UniTrento: Cancro alla prostata, un passo avanti nella cura personalizzata

Da oggi la resistenza a un farmaco frequentemente somministrato ai pazienti con tumore prostatico metastatico si scopre con l’esame del sangue. Il test è il risultato di uno studio internazionale condotto dai ricercatori del CIBIO e da clinici e scienziati britannici. Il lavoro ha conquistato la copertina del giornale scientifico “Science Translational Medicine”

Nella cura dei tumori è cruciale non perdere tempo: bisogna individuare velocemente la terapia più adatta ed evitare di intraprendere strade sbagliate. Come possiamo sapere in anticipo se un paziente è resistente al farmaco? Basta un esame del sangue e l’analisi del DNA tumorale in esso contenuto per prevedere la reazione che un paziente con tumore prostatico metastatico potrà avere al trattamento, in questo studio il farmaco abiraterone, e capire così se procedere o preferire un approccio farmacologico alternativo.

Ad aprire nuove prospettive per la cura personalizzata di pazienti oncologici è uno studio pubblicato da poche ore in copertina sull’importante rivista medica “Science Translational Medicine” (gruppo editoriale “Science”) e condotto dal gruppo di ricerca di Francesca Demichelis del Centro di Biologia integrata (CIBIO) dell’Università di Trento in collaborazione con il Royal Marsden NHS Foundation Trust, l’Institute of Cancer Research di Londra e l’Istituto Scientifico Romagnolo per lo Studio e la Cura dei Tumori di Meldola.

Nonostante l’abiraterone sia un farmaco efficace non tutti i pazienti rispondono al trattamento. Una importante percentuale di pazienti, compresa tra il 30-60%, è infatti resistente a questo farmaco. I ricercatori hanno individuato un biomarcatore misurabile con un esame del DNA che si esegue da un prelievo di sangue.
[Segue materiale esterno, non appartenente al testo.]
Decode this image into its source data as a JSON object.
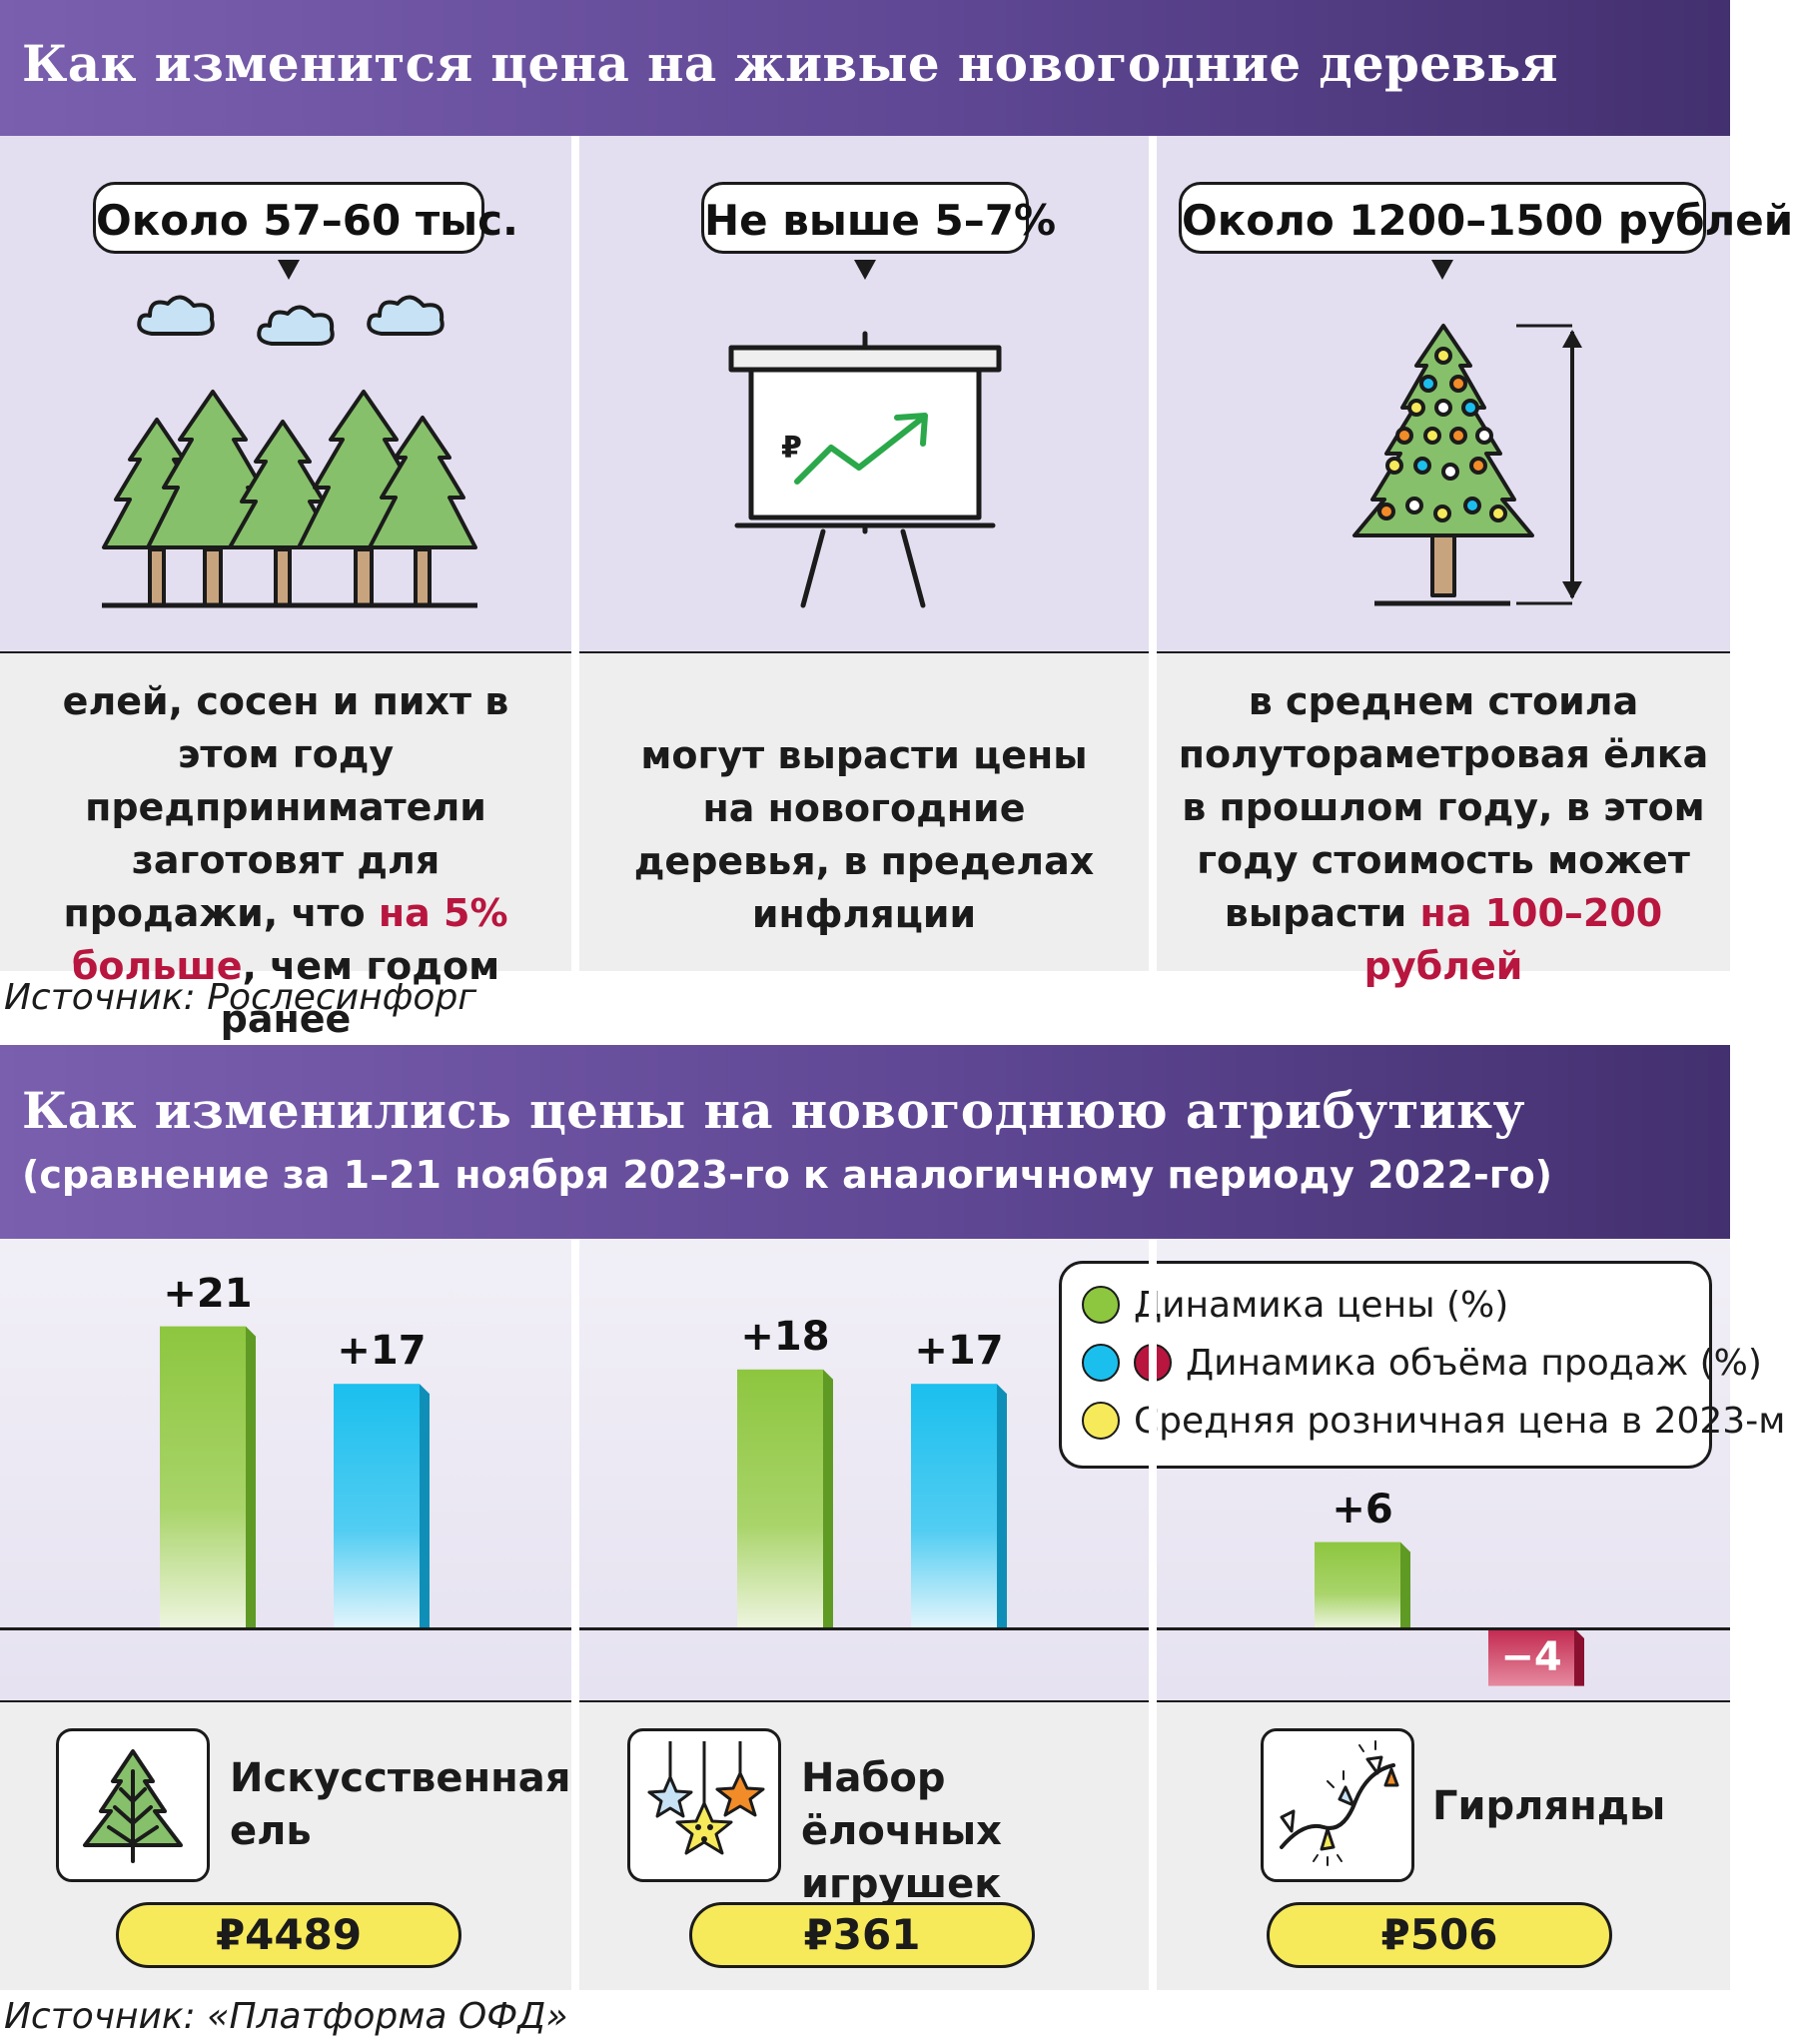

I risultati sinora raggiunti suggeriscono che il biomarcatore individuato è in grado di predire accuratamente, prima ancora di iniziare la cura, se un paziente risponderà o meno al trattamento con abiraterone.

«La capacità di quantificare il DNA tumorale da un campione di sangue e di caratterizzare alterazioni presenti nella sua struttura ha enormi potenzialità» spiega Francesca Demichelis, responsabile del Laboratorio di Oncologia Computazionale al CIBIO e coautrice dell’articolo. «La biopsia liquida, così viene chiamato questo tipo di test, oltre a essere un esame non invasivo offre una visione d’insieme dello stato di avanzamento del tumore nel paziente, a differenza di una biopsia standard che ne descrive solo una porzione circoscritta. La biopsia liquida è molto informativa nel caso di tumori avanzati nel momento della scelta terapeutica».

Lo studio è stato condotto su 274 campioni di sangue di 97 pazienti analizzati attraverso le tecniche di sequenziamento del DNA. Gerhardt Attard, oncologo presso il Royal Marsden di Londra e principale collaboratore di questo studio con il CIBIO dell’Università di Trento, dice: «Stiamo ora disegnando un trial clinico che coinvolgerà 600 pazienti. L’obiettivo è valutare in modo prospettico se per i pazienti positivi al nostro test è più indicato un trattamento chemioterapico rispetto all’abiraterone».

In linea di principio, la stessa metodologia sviluppata in questo studio si può applicare ad altri tipi di tumore e potenzialmente anche in fasi di malattia meno avanzata.

I giovani ricercatori del gruppo di Oncologia Computazionale del CIBIO che hanno condotto questo studio con Francesca Demichelis sono Alessandro Romanel e Nicola Casiraghi.